Note: Several countries (e.g. India, Indonesia, Iran, Thailand) do not allow their students to contest in IOAA more than two times, even if they are eligible. Thus, statistics from those countries is not included in the table above.

== Bans ==
In 2022, the International Board of the IOAA decided to ban Russia and Belarus from future competitions due to their role in the conflict in Ukraine.

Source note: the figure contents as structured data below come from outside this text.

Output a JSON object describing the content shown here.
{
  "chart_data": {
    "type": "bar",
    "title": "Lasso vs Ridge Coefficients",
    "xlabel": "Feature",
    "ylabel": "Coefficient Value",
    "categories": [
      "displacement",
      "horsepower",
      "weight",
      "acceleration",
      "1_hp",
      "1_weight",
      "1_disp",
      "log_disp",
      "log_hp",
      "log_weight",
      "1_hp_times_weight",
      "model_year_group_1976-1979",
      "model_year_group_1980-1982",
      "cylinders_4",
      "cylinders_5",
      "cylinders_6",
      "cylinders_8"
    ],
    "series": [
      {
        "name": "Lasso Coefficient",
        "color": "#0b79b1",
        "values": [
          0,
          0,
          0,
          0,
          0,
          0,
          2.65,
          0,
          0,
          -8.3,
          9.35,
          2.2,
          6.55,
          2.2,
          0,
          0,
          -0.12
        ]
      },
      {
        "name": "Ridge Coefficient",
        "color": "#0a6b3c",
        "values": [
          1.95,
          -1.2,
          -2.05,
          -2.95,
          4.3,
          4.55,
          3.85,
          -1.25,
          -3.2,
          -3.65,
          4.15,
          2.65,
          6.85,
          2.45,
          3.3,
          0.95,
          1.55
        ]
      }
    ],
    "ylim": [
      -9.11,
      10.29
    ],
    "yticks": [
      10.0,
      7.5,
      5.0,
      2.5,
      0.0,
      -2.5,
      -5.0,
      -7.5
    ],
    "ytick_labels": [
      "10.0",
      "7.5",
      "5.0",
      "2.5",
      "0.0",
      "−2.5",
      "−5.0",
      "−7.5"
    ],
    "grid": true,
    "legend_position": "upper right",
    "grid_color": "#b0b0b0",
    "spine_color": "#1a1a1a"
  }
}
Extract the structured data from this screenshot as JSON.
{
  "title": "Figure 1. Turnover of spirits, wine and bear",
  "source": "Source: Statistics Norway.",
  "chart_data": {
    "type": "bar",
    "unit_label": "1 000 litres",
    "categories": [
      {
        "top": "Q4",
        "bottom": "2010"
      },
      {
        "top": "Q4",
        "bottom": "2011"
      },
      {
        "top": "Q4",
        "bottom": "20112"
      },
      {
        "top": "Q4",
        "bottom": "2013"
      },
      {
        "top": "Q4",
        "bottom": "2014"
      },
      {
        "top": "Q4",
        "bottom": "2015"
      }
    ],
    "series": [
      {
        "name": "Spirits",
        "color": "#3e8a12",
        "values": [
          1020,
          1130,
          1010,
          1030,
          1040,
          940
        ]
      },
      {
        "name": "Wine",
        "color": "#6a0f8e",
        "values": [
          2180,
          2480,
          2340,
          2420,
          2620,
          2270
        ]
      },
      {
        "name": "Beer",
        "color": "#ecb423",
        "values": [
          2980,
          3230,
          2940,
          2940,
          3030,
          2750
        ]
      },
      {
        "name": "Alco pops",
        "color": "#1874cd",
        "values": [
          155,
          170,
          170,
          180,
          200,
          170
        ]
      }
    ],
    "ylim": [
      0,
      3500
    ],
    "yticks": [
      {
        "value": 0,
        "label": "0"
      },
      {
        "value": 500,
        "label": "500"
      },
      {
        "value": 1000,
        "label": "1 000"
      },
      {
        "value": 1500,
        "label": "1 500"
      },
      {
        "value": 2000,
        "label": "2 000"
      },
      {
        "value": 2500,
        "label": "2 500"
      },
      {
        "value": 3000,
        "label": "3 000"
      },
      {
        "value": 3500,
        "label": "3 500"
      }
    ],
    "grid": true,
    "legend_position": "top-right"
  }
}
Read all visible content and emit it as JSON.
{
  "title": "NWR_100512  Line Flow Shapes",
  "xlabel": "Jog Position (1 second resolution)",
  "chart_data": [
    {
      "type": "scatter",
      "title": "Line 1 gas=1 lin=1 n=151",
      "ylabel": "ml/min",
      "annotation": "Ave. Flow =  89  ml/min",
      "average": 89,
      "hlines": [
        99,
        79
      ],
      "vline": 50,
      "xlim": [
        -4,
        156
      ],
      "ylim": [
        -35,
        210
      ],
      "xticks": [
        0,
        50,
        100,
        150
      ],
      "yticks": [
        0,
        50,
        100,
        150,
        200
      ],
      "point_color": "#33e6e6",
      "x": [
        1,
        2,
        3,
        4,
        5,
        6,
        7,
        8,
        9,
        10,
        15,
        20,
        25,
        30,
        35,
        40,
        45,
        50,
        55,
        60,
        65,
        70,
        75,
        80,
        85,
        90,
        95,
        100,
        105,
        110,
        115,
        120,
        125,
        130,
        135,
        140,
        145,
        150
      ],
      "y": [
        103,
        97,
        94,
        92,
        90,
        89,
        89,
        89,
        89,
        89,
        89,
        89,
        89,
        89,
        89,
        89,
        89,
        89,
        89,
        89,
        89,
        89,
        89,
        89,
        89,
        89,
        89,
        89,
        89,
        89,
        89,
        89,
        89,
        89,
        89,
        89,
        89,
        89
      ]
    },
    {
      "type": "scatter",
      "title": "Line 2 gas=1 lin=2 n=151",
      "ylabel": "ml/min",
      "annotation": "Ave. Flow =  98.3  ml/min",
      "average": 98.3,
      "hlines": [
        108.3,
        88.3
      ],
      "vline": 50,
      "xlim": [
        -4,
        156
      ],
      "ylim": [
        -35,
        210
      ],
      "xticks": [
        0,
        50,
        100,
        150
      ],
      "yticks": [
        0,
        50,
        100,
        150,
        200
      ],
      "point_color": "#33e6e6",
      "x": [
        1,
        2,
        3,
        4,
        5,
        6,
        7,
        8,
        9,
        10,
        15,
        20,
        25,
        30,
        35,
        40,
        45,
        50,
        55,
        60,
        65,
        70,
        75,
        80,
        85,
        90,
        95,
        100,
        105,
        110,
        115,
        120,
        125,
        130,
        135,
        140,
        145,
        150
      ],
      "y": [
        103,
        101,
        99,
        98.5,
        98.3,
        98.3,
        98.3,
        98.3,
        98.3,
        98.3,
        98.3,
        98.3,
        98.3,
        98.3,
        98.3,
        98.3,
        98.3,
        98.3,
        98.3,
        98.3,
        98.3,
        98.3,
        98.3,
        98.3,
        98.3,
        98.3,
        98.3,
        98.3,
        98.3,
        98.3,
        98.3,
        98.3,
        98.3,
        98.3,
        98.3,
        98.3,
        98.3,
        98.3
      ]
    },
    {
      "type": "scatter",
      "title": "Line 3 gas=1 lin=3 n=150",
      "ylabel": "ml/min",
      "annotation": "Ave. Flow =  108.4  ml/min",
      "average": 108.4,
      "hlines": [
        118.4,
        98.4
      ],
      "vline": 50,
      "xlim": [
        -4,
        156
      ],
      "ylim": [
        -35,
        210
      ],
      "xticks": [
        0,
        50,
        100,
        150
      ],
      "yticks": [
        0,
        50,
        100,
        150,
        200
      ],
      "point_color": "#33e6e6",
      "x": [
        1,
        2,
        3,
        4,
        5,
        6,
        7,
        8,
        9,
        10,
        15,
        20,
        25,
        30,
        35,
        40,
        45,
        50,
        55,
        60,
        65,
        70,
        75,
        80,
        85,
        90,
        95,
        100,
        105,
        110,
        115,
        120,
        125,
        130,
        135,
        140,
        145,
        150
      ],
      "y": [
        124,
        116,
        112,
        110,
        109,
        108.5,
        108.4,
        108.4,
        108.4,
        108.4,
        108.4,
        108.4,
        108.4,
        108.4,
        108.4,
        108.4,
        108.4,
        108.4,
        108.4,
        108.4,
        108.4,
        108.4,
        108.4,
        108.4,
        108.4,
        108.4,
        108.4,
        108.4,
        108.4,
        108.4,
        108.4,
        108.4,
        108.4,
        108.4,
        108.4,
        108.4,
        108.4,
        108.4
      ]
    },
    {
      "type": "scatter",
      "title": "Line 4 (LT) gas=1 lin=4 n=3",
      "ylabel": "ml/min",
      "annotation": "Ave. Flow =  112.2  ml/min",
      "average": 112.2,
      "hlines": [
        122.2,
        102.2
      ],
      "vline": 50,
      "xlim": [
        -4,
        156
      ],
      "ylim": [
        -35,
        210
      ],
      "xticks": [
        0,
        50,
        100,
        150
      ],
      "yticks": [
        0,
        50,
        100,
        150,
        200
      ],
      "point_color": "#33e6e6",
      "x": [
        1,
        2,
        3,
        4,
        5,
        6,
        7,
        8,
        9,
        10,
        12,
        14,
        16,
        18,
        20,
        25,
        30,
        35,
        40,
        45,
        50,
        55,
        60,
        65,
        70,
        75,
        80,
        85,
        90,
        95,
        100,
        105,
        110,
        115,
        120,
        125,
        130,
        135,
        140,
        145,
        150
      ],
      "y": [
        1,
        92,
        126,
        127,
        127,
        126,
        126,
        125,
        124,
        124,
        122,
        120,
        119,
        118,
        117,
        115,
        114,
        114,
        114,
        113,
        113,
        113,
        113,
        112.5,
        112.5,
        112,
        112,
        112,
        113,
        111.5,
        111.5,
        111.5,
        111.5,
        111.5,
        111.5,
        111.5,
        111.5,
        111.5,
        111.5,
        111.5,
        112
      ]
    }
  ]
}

Students from these countries can still join as "Individual Olympiad Participants".

In the 18th IOAA in 2025, the International Board voted by an overwhelming majority to similarly ban Israel due to its actions in Gaza. Israel has never participated in the IOAA, but it had expressed interest in the 18th IOAA, for which it did not complete registration.